Titled "Coming Home: The CARE Program," the documentary examines a fledgling re-entry program for federal inmates sentenced through the U.S. District Court for the Middle District of Pennsylvania. The Court-Assisted Re-Entry (CARE) Program aims to reduce criminal recidivism by inviting judges, probation officers and community volunteers to work side-by-side with individuals on probation in adjusting to life outside prison. Participants successfully completing the program can have their time on probation reduced.

In the spring of 2013, a class of five Bucknell students and Faden conducted more than a dozen interviews with current and former CARE Program participants; federal judges, probation officers and prison wardens; and community volunteers, condensing the resulting 26 hours of video into the documentary short. The project took the class inside the walls of the Federal Correctional Institute-Schuylkill in Minersville, Pa., and to federal courthouses in Harrisburg, Scranton and Williamsport.

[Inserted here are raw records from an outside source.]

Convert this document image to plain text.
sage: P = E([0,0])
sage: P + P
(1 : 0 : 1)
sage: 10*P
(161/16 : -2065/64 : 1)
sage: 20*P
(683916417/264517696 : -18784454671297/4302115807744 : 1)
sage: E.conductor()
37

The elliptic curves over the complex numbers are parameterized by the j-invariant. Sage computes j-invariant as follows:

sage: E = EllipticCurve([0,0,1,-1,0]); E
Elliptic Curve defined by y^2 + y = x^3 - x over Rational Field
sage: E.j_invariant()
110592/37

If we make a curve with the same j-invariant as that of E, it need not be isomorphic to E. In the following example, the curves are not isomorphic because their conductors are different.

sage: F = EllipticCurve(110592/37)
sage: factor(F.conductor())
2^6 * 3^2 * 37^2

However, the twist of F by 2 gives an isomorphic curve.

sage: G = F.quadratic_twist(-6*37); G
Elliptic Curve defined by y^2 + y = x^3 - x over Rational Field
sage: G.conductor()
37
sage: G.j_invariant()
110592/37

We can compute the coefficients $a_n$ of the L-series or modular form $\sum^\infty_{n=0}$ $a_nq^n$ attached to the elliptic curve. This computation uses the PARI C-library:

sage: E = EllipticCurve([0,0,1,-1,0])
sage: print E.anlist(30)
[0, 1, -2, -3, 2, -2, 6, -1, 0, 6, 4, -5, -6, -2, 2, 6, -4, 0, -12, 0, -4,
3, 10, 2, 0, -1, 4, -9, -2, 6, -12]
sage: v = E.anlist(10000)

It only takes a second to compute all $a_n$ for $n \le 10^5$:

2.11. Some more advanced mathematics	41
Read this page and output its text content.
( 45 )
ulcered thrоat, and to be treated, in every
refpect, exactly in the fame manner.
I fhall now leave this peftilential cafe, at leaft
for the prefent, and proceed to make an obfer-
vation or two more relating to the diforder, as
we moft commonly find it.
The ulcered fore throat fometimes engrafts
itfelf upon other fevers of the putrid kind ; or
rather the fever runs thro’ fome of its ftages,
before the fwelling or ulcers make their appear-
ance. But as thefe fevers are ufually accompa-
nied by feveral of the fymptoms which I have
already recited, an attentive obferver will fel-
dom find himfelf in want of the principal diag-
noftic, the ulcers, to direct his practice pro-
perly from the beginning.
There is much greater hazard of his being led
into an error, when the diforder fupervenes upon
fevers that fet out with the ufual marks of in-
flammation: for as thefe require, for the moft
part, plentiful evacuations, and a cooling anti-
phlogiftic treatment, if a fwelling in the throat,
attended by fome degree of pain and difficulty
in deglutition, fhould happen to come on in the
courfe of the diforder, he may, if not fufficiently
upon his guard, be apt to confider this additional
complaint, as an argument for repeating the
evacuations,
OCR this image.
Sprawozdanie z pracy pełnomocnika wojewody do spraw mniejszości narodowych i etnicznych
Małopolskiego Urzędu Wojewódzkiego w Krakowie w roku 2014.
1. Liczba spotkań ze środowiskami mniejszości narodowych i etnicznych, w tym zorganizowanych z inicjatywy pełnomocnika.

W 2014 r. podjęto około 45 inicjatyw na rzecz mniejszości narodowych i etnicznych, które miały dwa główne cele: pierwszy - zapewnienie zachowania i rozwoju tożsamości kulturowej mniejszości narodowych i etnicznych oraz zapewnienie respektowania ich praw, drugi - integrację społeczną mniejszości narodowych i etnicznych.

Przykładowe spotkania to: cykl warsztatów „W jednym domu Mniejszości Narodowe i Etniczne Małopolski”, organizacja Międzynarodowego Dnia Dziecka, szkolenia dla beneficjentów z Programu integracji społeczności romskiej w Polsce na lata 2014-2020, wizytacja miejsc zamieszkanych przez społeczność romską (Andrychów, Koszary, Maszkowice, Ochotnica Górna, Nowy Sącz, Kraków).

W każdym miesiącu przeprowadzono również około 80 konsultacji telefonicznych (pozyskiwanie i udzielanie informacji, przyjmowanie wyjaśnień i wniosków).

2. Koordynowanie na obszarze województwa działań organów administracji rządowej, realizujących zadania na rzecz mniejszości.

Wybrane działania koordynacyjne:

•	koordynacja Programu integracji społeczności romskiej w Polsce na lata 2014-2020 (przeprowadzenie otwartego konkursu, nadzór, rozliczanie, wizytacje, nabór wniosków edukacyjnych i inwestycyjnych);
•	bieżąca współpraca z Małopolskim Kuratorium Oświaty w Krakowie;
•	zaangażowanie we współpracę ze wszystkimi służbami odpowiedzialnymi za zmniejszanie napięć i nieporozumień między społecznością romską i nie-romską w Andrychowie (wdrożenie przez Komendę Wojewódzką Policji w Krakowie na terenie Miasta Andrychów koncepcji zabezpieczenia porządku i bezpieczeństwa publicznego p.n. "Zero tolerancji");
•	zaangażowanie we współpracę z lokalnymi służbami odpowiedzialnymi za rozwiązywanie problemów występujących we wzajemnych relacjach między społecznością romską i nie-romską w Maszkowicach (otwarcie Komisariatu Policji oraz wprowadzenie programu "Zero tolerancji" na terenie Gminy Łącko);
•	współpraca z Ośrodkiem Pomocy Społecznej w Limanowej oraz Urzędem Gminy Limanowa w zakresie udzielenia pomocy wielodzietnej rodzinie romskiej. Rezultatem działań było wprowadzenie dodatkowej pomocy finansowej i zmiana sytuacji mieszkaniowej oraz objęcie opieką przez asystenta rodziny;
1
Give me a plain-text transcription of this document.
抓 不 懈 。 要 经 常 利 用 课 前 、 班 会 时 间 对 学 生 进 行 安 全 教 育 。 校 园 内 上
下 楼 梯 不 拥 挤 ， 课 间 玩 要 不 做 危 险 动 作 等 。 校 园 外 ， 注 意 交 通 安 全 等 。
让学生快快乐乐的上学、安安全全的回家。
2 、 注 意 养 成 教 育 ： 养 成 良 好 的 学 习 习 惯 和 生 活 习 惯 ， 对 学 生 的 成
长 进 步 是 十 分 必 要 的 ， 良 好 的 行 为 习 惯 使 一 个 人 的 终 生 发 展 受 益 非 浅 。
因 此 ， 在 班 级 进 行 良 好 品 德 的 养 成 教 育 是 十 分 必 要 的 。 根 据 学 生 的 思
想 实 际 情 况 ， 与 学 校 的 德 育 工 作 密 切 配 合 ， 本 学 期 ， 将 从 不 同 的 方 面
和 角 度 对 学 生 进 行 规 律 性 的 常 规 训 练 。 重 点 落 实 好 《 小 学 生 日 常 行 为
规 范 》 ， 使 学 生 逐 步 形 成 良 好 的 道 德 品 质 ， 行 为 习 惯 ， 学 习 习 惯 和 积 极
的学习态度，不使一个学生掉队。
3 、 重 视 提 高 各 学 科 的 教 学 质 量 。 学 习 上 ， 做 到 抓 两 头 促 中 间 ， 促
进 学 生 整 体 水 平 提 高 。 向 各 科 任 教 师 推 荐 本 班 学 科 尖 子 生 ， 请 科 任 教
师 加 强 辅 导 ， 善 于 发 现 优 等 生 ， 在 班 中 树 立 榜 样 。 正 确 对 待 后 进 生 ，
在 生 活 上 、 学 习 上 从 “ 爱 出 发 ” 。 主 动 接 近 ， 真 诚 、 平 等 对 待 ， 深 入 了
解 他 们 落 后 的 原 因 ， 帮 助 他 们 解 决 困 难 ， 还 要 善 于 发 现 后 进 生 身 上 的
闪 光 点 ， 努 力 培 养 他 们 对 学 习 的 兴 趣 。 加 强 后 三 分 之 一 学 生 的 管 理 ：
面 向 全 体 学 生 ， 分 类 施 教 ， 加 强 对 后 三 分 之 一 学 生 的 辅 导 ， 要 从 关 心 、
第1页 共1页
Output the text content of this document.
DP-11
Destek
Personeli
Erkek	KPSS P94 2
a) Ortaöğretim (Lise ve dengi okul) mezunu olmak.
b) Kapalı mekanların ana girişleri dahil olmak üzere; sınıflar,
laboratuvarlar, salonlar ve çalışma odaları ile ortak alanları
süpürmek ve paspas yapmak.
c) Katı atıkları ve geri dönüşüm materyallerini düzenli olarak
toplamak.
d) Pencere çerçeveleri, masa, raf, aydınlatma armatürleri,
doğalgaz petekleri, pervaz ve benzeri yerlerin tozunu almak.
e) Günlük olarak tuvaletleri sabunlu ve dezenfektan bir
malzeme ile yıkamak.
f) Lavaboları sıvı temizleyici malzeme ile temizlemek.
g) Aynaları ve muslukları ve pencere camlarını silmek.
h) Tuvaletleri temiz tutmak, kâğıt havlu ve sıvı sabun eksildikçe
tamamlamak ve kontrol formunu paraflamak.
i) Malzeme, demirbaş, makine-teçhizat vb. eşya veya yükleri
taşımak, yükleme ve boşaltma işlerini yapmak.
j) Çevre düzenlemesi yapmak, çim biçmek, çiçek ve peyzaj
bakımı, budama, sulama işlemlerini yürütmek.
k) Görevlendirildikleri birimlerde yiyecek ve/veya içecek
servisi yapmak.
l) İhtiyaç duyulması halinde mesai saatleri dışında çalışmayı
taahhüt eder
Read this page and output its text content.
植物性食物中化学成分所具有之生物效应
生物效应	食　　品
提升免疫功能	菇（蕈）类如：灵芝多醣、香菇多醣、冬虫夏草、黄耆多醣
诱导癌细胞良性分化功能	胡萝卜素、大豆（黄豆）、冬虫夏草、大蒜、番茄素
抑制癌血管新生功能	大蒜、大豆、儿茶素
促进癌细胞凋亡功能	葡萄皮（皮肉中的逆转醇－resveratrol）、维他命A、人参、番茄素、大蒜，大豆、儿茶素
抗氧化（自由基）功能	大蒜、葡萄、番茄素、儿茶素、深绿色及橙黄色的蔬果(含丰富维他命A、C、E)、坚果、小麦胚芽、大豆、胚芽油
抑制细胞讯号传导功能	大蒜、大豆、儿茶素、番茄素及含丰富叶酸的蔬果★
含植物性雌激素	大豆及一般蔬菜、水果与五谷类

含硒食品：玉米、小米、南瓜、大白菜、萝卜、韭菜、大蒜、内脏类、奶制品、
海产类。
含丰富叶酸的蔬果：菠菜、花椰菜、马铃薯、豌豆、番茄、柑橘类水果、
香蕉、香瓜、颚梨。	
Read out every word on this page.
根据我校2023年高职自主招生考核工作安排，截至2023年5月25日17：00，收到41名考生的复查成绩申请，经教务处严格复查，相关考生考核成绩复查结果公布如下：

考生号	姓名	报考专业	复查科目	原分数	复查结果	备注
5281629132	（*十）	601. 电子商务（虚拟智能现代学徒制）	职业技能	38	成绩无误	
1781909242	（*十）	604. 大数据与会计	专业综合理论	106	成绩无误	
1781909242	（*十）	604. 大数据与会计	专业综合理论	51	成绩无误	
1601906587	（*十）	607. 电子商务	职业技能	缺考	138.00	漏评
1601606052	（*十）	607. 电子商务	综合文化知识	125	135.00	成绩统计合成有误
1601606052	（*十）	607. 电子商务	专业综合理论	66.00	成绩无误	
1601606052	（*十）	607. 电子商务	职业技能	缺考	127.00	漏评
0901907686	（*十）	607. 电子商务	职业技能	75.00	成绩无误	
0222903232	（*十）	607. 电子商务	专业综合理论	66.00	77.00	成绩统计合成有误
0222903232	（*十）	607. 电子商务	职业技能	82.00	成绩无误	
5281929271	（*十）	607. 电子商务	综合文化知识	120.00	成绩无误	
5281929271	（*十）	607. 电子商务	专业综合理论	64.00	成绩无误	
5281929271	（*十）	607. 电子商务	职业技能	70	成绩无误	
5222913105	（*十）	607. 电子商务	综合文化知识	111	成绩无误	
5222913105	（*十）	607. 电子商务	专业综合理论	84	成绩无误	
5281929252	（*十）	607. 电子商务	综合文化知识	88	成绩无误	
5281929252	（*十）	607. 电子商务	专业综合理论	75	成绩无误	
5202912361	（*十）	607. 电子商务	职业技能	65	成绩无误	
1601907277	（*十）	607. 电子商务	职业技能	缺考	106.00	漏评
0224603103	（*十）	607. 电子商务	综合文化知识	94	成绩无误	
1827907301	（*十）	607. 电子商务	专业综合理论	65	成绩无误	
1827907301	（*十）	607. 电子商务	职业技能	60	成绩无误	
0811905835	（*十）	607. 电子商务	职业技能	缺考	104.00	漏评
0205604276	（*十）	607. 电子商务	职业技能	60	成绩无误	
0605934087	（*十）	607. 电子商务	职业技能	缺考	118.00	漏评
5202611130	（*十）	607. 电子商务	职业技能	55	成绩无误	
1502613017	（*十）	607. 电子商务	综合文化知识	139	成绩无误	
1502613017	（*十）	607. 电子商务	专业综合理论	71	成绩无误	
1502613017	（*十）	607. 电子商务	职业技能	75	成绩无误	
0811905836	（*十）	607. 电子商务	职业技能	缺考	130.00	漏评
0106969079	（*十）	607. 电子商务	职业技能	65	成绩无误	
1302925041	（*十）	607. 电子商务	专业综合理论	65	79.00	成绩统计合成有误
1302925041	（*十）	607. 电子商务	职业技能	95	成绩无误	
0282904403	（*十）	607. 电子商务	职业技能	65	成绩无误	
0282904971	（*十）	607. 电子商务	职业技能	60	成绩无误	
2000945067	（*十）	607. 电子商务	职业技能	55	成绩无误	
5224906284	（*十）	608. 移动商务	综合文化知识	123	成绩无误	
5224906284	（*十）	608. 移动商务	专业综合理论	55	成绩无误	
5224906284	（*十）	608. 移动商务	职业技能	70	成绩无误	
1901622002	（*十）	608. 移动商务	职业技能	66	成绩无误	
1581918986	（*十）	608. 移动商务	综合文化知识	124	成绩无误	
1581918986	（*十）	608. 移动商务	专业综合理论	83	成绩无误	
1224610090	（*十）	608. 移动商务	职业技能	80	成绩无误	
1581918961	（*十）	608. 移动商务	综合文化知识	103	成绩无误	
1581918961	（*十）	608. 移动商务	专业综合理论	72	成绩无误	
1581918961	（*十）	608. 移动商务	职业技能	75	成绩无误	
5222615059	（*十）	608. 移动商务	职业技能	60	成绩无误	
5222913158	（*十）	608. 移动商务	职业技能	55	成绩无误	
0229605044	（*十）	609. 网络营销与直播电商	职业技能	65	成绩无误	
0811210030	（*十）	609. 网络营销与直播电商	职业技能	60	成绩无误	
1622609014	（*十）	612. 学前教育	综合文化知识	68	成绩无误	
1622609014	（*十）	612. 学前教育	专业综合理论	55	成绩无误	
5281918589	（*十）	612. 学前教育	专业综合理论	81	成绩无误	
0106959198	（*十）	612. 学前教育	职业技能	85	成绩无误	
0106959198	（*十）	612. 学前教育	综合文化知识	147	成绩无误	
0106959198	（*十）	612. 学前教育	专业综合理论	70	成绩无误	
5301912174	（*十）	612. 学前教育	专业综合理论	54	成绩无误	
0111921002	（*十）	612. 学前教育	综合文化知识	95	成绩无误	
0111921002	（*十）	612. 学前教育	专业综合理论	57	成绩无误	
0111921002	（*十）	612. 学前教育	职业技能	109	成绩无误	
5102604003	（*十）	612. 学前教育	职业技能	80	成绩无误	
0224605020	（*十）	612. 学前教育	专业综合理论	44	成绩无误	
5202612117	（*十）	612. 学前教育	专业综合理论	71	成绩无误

"The participants were some of the most empowering interviews that we did," said Caitlin Falco '13. "They were willing to go back to the day that they were arrested and to share those feelings and experiences with us, which is what was going to make the film effective and powerful, and you really saw how the CARE Program changed their lives."

In October 2013 the program's founder, Federal District Chief Judge Yvette Kane, honored Faden and his students with an award for their work.

"I'm proud of the class because most viewers assume it was made by a professional film crew," said Faden. "Student films are often stigmatized as amateurish. We want to show that students can produce broadcast-quality work given a good mission and the support to produce it."

WVIA's hour-long program will include a panel discussion with Faden; video production specialist Brianna Derr, who worked on the film as a graduate student; and Eric Noll, Deputy Chief U.S. Probation Officer for the Middle District of Pennsylvania. The station will also air the students' documentary in full at the start of the show.